14 dezembro 2010

aqui estamos, são 23h de sábado, encharcados em jornais de sexta e semanários. adivinhamos que lá fora há outra cidade, a cidade que um dia foi nossa - mas isso foi há tanto tempo. dizia-te, tal como acontece com as canções, os livros, todas as belas artes, que somos forçados a deixar de frequentar, com a morte do amor, há uma alteração geográfica - física, podes dizer - que acontece no espaço que habitamos. todos o sabemos, de quando em vez. sim, assim é, nada podemos verdadeiramente fazer quanto a isso. esquece os amigos, longe, nas suas vidas. esquece as conquistas antigas, esses escombros talhados a cinzel na tua memória - quero dizer, na minha memória. nada de nada ajuda, farmacopeias incluídas. temos que refazer as coordenadas e saber abdicar com dignidade. ora abdicar é uma fina arte, se por acaso usássemos o inglês entre nós. esta cidade não é a cidade intensa, febril às vezes, alegre, solar e nocturna que conheci. o coração de sábado à noite, cantado pelo tom waits e decantado em carne viva naquele livrinho do manuel de freitas, pode ser cruel. mas, antes ou depois, chega o momento em que o ínclito príncipe abdica. eu abdiquei desta cidade. da cidade que já foi minha, tantas e tantas vezes. da cidade que perdi, outras tantas. é este também o jogo da vida, esta corda tensa que vamos manuseando como podemos, entre distensões curtas e o medo de que a tensão exagerada conduza a uma quebra. na corda, como na mão. como no coração. é sábado à noite, não saio de casa há 3 meses. descubro outras coisas, faço o luto da cidade e da memória e da alegria. da pele, do rosto cinematográfico, da pele. desculpa-me o desabafo. desculpa-me o embaraço. mas, como diz a outra senhora de que muito ambos gostamos: só não me desculpes a ternura.

2 Comments:

Anonymous Anónimo said...

'É isso o luto: viver uns dias como se estivéssemos mortos, outros espantados por termos voltado a viver (a rir, a comer, a ter preocupações mundanas e fúteis, em suma: a esquecer), mas ainda e sempre com um medo retrospectivo do que aconteceu.
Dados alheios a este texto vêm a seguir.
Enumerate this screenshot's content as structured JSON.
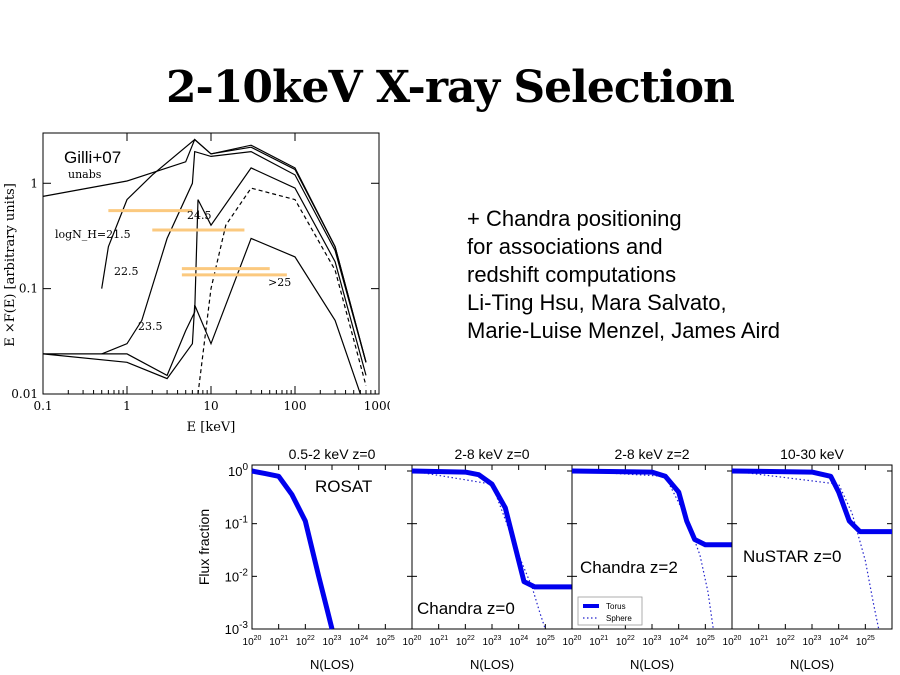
{
  "slide": {
    "title": "2-10keV X-ray Selection",
    "notes": [
      "+ Chandra positioning",
      "for associations and",
      "redshift computations",
      "Li-Ting Hsu, Mara Salvato,",
      "Marie-Luise Menzel, James Aird"
    ]
  },
  "chart_data": [
    {
      "type": "line",
      "xlabel": "E [keV]",
      "ylabel": "E ×F(E) [arbitrary units]",
      "xscale": "log",
      "yscale": "log",
      "xlim": [
        0.1,
        1000
      ],
      "ylim": [
        0.01,
        3
      ],
      "xticks": [
        "0.1",
        "1",
        "10",
        "100",
        "1000"
      ],
      "yticks": [
        "0.01",
        "0.1",
        "1"
      ],
      "annotations": [
        "Gilli+07",
        "unabs",
        "logN_H=21.5",
        "22.5",
        "23.5",
        "24.5",
        ">25"
      ],
      "highlight_color": "#fbc97f",
      "series": [
        {
          "name": "unabs",
          "x": [
            0.1,
            1,
            5,
            6.4,
            10,
            30,
            100,
            300,
            700
          ],
          "y": [
            0.75,
            1.05,
            1.6,
            2.6,
            1.9,
            2.3,
            1.4,
            0.25,
            0.02
          ]
        },
        {
          "name": "21.5",
          "x": [
            0.5,
            0.6,
            1,
            2,
            6.4,
            10,
            30,
            100,
            300,
            700
          ],
          "y": [
            0.1,
            0.25,
            0.7,
            1.2,
            2.6,
            1.9,
            2.2,
            1.35,
            0.25,
            0.02
          ]
        },
        {
          "name": "22.5",
          "x": [
            0.5,
            1,
            1.5,
            3,
            6,
            6.4,
            10,
            30,
            100,
            300,
            700
          ],
          "y": [
            0.024,
            0.03,
            0.05,
            0.3,
            1.0,
            2.0,
            1.8,
            2.0,
            1.2,
            0.23,
            0.02
          ]
        },
        {
          "name": "23.5",
          "x": [
            0.1,
            1,
            3,
            5,
            6.4,
            7,
            10,
            30,
            100,
            300,
            700
          ],
          "y": [
            0.024,
            0.024,
            0.015,
            0.04,
            0.06,
            0.7,
            0.4,
            1.4,
            0.9,
            0.18,
            0.015
          ]
        },
        {
          "name": "24.5",
          "x": [
            0.1,
            1,
            3,
            6,
            6.4,
            10,
            30,
            100,
            300,
            600
          ],
          "y": [
            0.024,
            0.02,
            0.014,
            0.03,
            0.07,
            0.03,
            0.3,
            0.2,
            0.05,
            0.01
          ]
        },
        {
          "name": ">25",
          "x": [
            7,
            10,
            15,
            30,
            100,
            300,
            700
          ],
          "y": [
            0.01,
            0.1,
            0.4,
            0.9,
            0.7,
            0.15,
            0.012
          ]
        }
      ]
    },
    {
      "type": "line",
      "ylabel": "Flux fraction",
      "xlabel": "N_H(LOS)",
      "xscale": "log",
      "yscale": "log",
      "xlim": [
        1e+20,
        1e+26
      ],
      "ylim": [
        0.001,
        1.3
      ],
      "yticks": [
        "10^0",
        "10^-1",
        "10^-2",
        "10^-3"
      ],
      "xticks": [
        "10^20",
        "10^21",
        "10^22",
        "10^23",
        "10^24",
        "10^25"
      ],
      "legend": [
        "Torus",
        "Sphere"
      ],
      "legend_position": "lower-left of third panel",
      "panels": [
        {
          "title": "0.5-2 keV z=0",
          "label": "ROSAT",
          "torus": {
            "x": [
              20,
              20.5,
              21,
              21.5,
              22,
              22.5,
              22.8,
              23
            ],
            "y": [
              0,
              -0.05,
              -0.1,
              -0.45,
              -0.95,
              -2,
              -2.6,
              -3
            ]
          }
        },
        {
          "title": "2-8 keV z=0",
          "label": "Chandra z=0",
          "torus": {
            "x": [
              20,
              22,
              22.5,
              23,
              23.5,
              23.9,
              24.2,
              24.6,
              26
            ],
            "y": [
              0,
              -0.02,
              -0.07,
              -0.25,
              -0.7,
              -1.5,
              -2.1,
              -2.2,
              -2.2
            ]
          },
          "sphere": {
            "x": [
              20,
              23,
              24,
              24.5,
              24.8,
              25
            ],
            "y": [
              0,
              -0.25,
              -1.6,
              -2.2,
              -2.7,
              -3
            ]
          }
        },
        {
          "title": "2-8 keV z=2",
          "label": "Chandra z=2",
          "torus": {
            "x": [
              20,
              23,
              23.5,
              24,
              24.3,
              24.6,
              25,
              26
            ],
            "y": [
              0,
              -0.02,
              -0.1,
              -0.4,
              -0.95,
              -1.3,
              -1.4,
              -1.4
            ]
          },
          "sphere": {
            "x": [
              20,
              23.5,
              24.3,
              24.8,
              25.1,
              25.3
            ],
            "y": [
              0,
              -0.1,
              -0.9,
              -1.6,
              -2.3,
              -3
            ]
          }
        },
        {
          "title": "10-30 keV",
          "label": "NuSTAR z=0",
          "torus": {
            "x": [
              20,
              23,
              23.7,
              24,
              24.4,
              24.8,
              26
            ],
            "y": [
              0,
              -0.02,
              -0.1,
              -0.4,
              -0.95,
              -1.15,
              -1.15
            ]
          },
          "sphere": {
            "x": [
              20,
              24,
              24.5,
              25,
              25.3,
              25.5
            ],
            "y": [
              0,
              -0.25,
              -0.8,
              -1.7,
              -2.5,
              -3
            ]
          }
        }
      ]
    }
  ]
}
Talvez não se deva lutar contra o luto. Estar de luto é deixar de procurar o amor de quem morreu e aceitar que o mundo será para sempre imperfeito. É fechar uma porta para a luz e descobrir que não há lugar onde o coração se possa sentir em casa.'Maria João Freitas
é assim, mas talvez voltemos a encontrar um novo coração para habitar. até sempre.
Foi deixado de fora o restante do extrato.